Suatu hari ia kembali mencuri di sebuah rumah penduduk desa. Namun malang nasibnya akhirnya ia tertangkap oleh penduduk yang kebetulan lewat. Kemudian dia dibawa ke hadapan Raja untuk diadili sesuai dengan kebiasaan di Kerajaan tersebut. Setelah ditimbang berdasarkan sudah seringnya ia mencuri, maka tanpa ampun lagi si Anak tersebut dijatuhi hukuman Pancung. Pengumuman hukuman itu disebarkan ke seluruh desa. Hukuman pancung akan dilakukan keesokan harinya didepan rakyat desa dan kerajaan tepat pada saat lonceng Gereja berdentang menandakan pukul enam pagi.
Berita hukuman itu sampai juga ke telinga si Ibu. Dia menangis ,meratapi Anak yang sangat dikasihinya.
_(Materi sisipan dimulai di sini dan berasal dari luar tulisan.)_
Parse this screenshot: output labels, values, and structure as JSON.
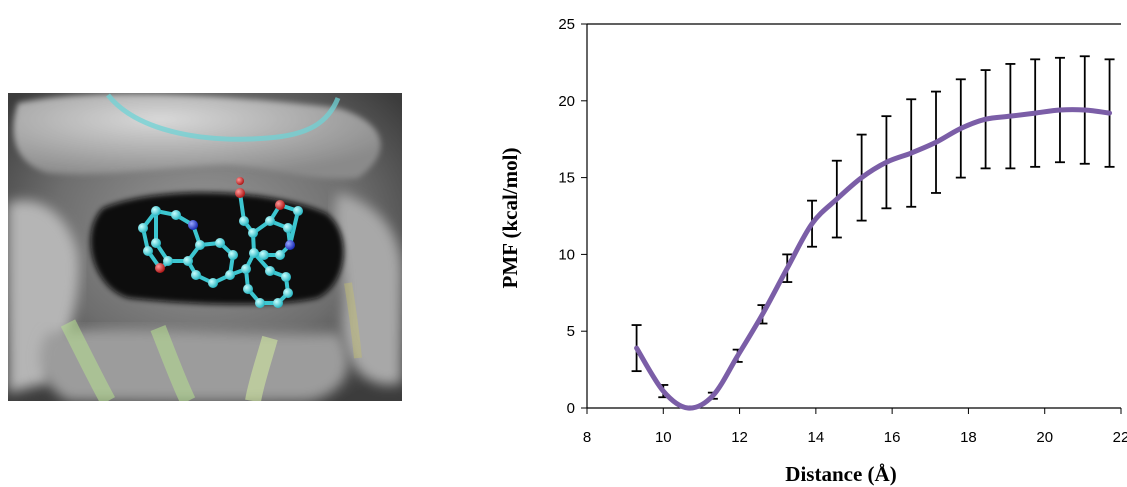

Sembari berlutut dia berdoa kepada Tuhan. “Tuhan, Ampunilah Anak Hamba.Biarlah HambaMu yang sudah tua renta ini yang menanggung dosa dan kesalahannya. Dengan tertatih-tatih dia mendatangi Raja dan memohon supaya anaknya dibebaskan, tapi keputusan sudah bulat, si Anak tetap harus menjalani hukuman. Dengan hati hancur si Ibu kembali ke rumah . Tidak berhenti dia berdoa supaya anaknya diampuni.Karena kelelahan dia tertidur dan bermimpi bertemu dengan Tuhan.
Keesokan harinya, ditempat yang sudah ditentukan ,rakyat berbondong-bondong untuk menyaksikan hukuman pancung tersebut. Sang Algojo sudah siap dengan Pancungnya, dan si Anak tadi sudah pasrah menantikan saat ajal menjemputnya. Terbayang di matanya wajah ibunya yang sudah tua, tanpa terasa dia menangis menyesali perbuatannya.
Detik-detik yang dinantikan akhirnya tiba. Sampai waktu yang ditentukan, lonceng Gereja belum juga berdentang. Suasana mulai berisik. Sudah lima menit lewat dari waktunya. Akhirnya didatangi petugas yang membunyikan lonceng di Gereja. Dia Juga mengaku heran, karena sudah sedari tadi dia menarik lonceng tapi, suara dentangnya tidak ada.
Ketika mereka sedang terheran-heran, tiba-tiba dari tali yang di pegangnya mengalir darah. , darah tersebut datangnya dari atas,berasal dari tempat di mana Lonceng diikat. Dengan jantung berdebar-debar seluruh rakyat menantikan saat beberapa orang naik ke atas menyelidiki sumber darah itu. Tahukah Anda apa yang terjadi? Ternyata di dalam lonceng besar itu ditemui tubuh si Ibu tua dengan kepala hancur berlumuran darah. Dia memeluk Bandul di dalam lonceng yang mengakibatkan lonceng tidak berbunyi, sebagai gantinya kepalanya yang terbentur ke dinding lonceng.
Seluruh orang yang menyaksikan kejadian itu tertunduk dan meneteskan air mata . Sementara si Anak meraung-raung memeluk tubuh ibunya yang sudah diturunkan.Dia menyesali dirinya yang selalu menyusahkan ibunya. Ternyata malam sebelumnya si ibu dengan susah payah memanjat ke Atas dan mengikat dirinya di lonceng tersebut serta memeluk besi di dalam lonceng,untuk menghindari hukuman pancung anaknya.
Demikianlah, sangat jelas kasih seorang ibu untuk anaknya, betapapun jahatnya si Anak. Marilah kita mengasihi orang tua kita masing-masing ,selagi kita masih mampu karena mereka adalah sumber kasih Tuhan bagi kita di Dunia ini. Amin.
Sesuatu untuk dijadikan renungan untuk kita agar selalu mencintai sesuatu yang berharga yang tidak bisa dinilai dengan apapun.